After the loss to the Marlins that ended the Mets season, Willie Randolph spoke to his team and cried.
“I told my players this is a life lesson in baseball and in how to become champions,” Randolph said to reporters afterwards. “And when you get to that road you have to seize it because you never know when it’s going to come again.”
The speech Randolph gave his team was a rare one. His attitude during a disastrous 5-12 run over the season’s final 17 games was to reaffirm his faith in his players publicly, and to let them play without any undue managerial interference.
“For me, I don’t want to change anything,” he told the Observer last Sunday. “I just have to be myself, really. And that’s really all I have.”
Meanwhile, his players were describing themselves as complacent and bored.

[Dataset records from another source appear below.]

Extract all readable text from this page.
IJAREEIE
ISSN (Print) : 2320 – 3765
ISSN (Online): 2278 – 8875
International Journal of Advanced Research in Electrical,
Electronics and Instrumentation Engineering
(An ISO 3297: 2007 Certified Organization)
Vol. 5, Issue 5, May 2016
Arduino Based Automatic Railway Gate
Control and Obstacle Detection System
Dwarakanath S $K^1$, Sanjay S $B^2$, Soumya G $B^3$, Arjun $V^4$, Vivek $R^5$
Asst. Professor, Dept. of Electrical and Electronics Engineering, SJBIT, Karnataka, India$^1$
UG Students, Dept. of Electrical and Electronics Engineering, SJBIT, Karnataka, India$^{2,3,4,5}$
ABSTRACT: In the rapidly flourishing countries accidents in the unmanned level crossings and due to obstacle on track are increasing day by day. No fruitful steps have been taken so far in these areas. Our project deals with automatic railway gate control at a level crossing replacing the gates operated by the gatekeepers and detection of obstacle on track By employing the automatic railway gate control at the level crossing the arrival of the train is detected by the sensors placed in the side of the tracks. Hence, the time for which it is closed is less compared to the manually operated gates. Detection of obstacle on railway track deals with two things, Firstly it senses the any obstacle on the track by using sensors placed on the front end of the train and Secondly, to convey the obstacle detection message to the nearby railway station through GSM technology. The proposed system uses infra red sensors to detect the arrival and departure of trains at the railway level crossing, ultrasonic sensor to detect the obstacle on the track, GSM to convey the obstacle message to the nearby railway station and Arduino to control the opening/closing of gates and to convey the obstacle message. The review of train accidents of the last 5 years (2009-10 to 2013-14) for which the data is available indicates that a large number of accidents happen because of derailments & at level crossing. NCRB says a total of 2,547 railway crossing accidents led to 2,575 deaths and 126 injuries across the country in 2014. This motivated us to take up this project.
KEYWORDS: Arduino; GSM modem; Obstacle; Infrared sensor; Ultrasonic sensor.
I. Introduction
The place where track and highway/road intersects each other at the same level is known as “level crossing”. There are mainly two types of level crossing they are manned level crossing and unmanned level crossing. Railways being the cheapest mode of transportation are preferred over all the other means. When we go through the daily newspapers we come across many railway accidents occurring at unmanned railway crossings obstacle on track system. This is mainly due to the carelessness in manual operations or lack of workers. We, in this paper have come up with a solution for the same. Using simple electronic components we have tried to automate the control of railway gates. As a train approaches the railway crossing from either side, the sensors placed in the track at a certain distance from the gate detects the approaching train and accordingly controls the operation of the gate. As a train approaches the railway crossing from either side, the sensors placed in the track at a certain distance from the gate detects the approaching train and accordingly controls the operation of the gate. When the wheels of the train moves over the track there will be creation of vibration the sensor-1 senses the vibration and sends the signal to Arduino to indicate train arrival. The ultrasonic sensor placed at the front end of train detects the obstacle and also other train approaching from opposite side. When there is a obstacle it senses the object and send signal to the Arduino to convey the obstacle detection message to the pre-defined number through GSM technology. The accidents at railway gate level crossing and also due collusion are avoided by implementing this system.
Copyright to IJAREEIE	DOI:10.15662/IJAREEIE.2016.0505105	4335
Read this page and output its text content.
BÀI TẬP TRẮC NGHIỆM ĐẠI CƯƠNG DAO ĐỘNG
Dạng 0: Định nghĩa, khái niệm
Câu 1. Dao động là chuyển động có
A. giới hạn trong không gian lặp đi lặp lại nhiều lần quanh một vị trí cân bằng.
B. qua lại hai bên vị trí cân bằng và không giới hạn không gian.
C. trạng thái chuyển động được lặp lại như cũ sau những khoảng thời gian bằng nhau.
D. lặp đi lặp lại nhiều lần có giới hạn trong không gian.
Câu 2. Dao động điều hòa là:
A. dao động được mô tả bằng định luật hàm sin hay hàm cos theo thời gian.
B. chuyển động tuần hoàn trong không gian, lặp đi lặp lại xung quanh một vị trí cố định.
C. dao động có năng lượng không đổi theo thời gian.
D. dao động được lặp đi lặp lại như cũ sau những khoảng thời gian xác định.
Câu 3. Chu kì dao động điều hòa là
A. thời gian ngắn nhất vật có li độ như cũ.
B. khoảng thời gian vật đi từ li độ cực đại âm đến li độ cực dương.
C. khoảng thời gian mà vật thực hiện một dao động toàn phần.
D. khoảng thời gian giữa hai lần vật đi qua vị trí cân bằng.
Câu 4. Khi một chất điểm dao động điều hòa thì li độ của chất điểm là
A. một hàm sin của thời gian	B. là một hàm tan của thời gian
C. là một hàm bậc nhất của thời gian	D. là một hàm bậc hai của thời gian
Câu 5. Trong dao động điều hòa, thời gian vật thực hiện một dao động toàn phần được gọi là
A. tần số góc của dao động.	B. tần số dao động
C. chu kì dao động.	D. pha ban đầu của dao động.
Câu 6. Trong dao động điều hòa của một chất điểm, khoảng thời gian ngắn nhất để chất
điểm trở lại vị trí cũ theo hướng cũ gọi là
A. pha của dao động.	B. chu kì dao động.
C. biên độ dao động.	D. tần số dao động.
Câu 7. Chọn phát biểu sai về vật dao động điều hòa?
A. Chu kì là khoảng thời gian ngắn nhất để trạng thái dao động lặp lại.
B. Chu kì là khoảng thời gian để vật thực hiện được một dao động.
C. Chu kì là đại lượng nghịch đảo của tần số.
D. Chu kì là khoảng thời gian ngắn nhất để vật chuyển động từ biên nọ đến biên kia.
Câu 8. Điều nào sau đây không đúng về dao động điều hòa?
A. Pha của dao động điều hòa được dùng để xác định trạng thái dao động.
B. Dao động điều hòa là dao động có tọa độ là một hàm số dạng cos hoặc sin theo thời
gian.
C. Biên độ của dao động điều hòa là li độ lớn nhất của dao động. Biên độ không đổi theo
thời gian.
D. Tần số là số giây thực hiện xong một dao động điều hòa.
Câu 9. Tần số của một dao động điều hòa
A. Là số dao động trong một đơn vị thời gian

The Mets had a 7 game lead with 17 games to play and their collapse stands with those of the 1951 Dodgers, the 1964 Phillies, the 1978 Red Sox and the 1995 Angels as baseball’s all-time worst.
The managers for three of those teams—Chuck Dressen, Don Zimmer and Marcel Lachemann, respectively—were let go within two years of the respective meltdowns. The Phillies’ manager, Gene Mauch, never saw the playoffs again with that team.
General Manager Omar Minaya praised Randolph to reporters yesterday afternoon, but stopped short of saying that the manager’s job was safe. “I owe it to ownership to sit down and talk to them,” Minaya said to ESPN.
A media relations official for the Mets said yesterday that the Mets would not issue a statement regarding Randolph’s job status.
“Any time you have an opportunity to finish the deal and don’t capitalize on it,” said Randolph yesterday, “it will come back to haunt you.”